Why? Imagine the frontier labs lobbying for a ban on using "chinese ai" for commercial use in america

PlatoIsADisease|6 days ago

Go free stuff! But... no one is running 400B models on their computers.

You are just giving them data instead. Its not like China is known to protect IP. Your data is going to be used against you, and we cant use western laws to keep it safe.

SlavikCA|6 days ago

So, only Americans can use data against others?

By the way, I'm running 400B model on my computer with 72GB VRAM: Qwen3.5-397B-A17B-GGUF/UD-Q4_K_XL getting 13 t/s. Subjectively, I feel it's runs at the level of Anthropic Claude, just slower.

bigyabai|6 days ago

> we cant use western laws to keep it safe

Western laws didn't stop OpenAI from leaking PII, or Nest from getting hacked. I'll take my chances with the CCP.

selfhoster11|6 days ago

It doesn't take much hardware. I have run larger models.

LZ_Khan|6 days ago

If you care about improvement of models, you would support the US labs here.

It costs hundreds of millions of dollars to train a frontier model. It's not just "scraping the web."

Distillation allows labs to replicate these results at 1/100th of the cost. This creates a prisoner's dilenmma which incentivizes labs to withhold their models from the public.

ElevenLathe|6 days ago

How much did it cost to produce all the data on the internet and every book ever published? Surely even the most conservative calculations put it at multiple years of planetary GDP. The same argument can be made to say that letting the big labs get away with pirating it will disincentivize people to publish anything.

bigyabai|6 days ago

This reads a bit like over-moralizing to me. US labs will continue improving their models because they have to make money in a competitive market. Chinese distillations have arguably improved the status-quo, with Qwen and R1 forcing GPT-OSS to be released to the public. American businesses are competing, and American customers are getting better products because of the competitive pressure on them.

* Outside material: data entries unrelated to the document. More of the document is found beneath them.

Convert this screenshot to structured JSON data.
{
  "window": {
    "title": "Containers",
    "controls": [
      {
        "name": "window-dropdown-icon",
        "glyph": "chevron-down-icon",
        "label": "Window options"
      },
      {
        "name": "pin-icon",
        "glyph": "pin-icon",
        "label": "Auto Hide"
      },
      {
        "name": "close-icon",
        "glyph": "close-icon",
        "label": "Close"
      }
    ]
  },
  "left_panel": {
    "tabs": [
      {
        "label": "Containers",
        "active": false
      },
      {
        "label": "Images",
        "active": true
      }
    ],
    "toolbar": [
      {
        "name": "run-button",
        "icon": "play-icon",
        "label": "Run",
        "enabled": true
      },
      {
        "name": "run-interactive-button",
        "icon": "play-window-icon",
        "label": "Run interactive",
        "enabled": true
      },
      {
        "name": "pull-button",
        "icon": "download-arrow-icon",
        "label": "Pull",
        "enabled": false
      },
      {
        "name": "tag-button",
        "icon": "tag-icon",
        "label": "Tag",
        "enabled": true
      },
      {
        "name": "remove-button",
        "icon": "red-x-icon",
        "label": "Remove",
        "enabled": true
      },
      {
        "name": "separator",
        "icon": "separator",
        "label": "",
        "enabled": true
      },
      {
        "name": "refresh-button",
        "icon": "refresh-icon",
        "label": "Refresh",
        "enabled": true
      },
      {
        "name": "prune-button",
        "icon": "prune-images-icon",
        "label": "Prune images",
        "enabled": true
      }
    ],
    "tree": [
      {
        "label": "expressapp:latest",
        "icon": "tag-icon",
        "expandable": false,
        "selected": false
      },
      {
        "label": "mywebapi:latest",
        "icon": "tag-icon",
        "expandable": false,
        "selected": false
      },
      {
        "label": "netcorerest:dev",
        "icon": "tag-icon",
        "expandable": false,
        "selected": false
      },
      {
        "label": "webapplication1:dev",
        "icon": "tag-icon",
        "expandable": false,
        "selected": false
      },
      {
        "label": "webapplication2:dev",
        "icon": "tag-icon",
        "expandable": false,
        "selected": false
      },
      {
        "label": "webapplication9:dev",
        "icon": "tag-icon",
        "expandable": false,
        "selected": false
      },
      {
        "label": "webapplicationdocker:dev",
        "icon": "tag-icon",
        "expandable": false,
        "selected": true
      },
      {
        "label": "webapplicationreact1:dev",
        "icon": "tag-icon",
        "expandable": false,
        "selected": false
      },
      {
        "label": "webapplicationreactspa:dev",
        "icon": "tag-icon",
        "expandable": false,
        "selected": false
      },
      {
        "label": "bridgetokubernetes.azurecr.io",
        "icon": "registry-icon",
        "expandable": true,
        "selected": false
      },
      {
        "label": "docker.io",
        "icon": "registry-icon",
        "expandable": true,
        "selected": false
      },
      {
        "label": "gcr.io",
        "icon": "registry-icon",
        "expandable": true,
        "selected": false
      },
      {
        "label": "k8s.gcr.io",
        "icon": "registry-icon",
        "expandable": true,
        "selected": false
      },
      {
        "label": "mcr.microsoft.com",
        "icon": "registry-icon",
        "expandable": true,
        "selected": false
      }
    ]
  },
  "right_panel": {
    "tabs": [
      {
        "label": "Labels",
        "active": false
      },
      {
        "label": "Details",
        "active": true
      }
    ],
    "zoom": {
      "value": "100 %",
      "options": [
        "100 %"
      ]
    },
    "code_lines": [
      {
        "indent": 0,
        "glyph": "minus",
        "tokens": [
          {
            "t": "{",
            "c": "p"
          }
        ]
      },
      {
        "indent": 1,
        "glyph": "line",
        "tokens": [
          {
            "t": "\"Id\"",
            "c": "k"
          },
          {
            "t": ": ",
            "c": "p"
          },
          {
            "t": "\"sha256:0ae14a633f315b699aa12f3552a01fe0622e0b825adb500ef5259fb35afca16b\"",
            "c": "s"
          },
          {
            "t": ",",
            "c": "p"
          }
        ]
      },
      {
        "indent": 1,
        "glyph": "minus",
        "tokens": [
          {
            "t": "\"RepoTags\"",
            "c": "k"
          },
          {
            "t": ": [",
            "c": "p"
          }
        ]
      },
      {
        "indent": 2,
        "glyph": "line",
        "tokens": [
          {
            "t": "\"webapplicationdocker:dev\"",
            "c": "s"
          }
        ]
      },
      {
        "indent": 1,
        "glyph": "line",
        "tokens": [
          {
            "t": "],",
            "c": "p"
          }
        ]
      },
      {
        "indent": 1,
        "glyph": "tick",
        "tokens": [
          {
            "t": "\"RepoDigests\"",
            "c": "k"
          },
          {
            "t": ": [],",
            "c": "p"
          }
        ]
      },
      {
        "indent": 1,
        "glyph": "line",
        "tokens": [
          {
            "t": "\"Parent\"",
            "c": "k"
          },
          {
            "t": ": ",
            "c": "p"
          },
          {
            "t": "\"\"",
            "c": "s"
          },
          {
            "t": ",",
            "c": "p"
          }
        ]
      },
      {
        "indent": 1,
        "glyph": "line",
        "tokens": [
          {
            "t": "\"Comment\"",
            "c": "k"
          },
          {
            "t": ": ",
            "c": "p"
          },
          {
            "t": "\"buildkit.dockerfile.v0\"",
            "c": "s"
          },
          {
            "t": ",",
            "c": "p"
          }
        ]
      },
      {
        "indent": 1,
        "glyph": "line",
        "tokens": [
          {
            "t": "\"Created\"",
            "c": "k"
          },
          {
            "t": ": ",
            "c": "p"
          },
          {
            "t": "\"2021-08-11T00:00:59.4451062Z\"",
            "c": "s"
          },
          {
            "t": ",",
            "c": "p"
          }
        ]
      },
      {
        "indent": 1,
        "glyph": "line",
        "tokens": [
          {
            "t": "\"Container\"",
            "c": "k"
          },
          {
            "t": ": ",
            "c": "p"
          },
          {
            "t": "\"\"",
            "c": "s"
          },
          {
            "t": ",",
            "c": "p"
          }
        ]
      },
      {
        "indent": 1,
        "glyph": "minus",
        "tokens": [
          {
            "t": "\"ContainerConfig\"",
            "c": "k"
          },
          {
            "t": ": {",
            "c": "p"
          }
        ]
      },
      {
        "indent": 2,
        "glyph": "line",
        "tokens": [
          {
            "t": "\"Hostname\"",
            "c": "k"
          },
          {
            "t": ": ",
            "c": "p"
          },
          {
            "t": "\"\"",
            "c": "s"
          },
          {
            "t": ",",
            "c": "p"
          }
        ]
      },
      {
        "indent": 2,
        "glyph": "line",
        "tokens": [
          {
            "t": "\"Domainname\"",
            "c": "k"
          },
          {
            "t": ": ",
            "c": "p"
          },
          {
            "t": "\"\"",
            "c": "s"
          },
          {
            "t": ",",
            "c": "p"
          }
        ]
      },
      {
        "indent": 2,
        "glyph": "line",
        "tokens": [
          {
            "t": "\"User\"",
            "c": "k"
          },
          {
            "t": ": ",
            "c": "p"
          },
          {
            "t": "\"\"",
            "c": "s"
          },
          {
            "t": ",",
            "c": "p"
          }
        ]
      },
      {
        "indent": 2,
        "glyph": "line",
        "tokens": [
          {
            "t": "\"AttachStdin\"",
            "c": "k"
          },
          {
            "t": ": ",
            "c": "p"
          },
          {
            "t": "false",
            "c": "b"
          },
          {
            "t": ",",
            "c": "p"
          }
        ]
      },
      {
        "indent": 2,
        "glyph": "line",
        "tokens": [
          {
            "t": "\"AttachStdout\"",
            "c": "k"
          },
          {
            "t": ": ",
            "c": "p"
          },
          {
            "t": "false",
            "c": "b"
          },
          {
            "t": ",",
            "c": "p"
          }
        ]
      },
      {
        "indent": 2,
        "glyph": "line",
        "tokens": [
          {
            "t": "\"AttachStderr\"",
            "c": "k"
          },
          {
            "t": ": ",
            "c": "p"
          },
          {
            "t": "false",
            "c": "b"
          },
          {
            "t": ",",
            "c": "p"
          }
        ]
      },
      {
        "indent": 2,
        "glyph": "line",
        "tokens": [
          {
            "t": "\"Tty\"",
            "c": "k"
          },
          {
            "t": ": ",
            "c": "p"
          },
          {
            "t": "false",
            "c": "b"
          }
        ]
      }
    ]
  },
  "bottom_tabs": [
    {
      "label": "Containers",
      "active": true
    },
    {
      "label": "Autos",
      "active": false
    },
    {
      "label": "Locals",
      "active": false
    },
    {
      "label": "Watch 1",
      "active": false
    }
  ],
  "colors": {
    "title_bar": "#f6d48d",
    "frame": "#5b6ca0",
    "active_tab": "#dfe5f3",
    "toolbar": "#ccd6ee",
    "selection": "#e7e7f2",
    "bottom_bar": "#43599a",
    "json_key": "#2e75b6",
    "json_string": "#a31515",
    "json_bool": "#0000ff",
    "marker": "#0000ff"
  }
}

Your purported "prisoner's dilemma" hasn't happened yet to my knowledge, instead we seem to see the opposite. The high-speed development velocity has forced US labs to release more often with less nebulous results. Supporting either side will contribute to healthier competition in the long run.

contravariant|6 days ago

If 'we' really cared about the improvement of models all of them would be public.

Anything else just proves someone prefers making money to improving the models.

falcor84|6 days ago

> incentivizes labs to withhold their models from the public.

Does it really? How would they get revenue if they withhold their models? And doesn't economics generally say that if it's easier for your competitor to catch up, you have a higher incentive to maintain your lead?

falcor84|6 days ago

I think that the bigger conversation to be had here is about the environmental damage - if by using distillation we can really train new models at 1% of the cost in energy, it is ethically imperative that we do this.

wpm|6 days ago

> If you care about improvement of models, you would support the US labs here.

I guess I don't care then.

hermanzegerman|5 days ago

Tell me how they obtained that data?

Nobody feels sorry for big Multinationals trying to skirt Copyright for their own good, but then cry about it when their competition ignores it too.

You can't have your cake and eat it

YetAnotherNick|6 days ago

> incentivizes labs to withhold their models from the public.

This is the only way they make money.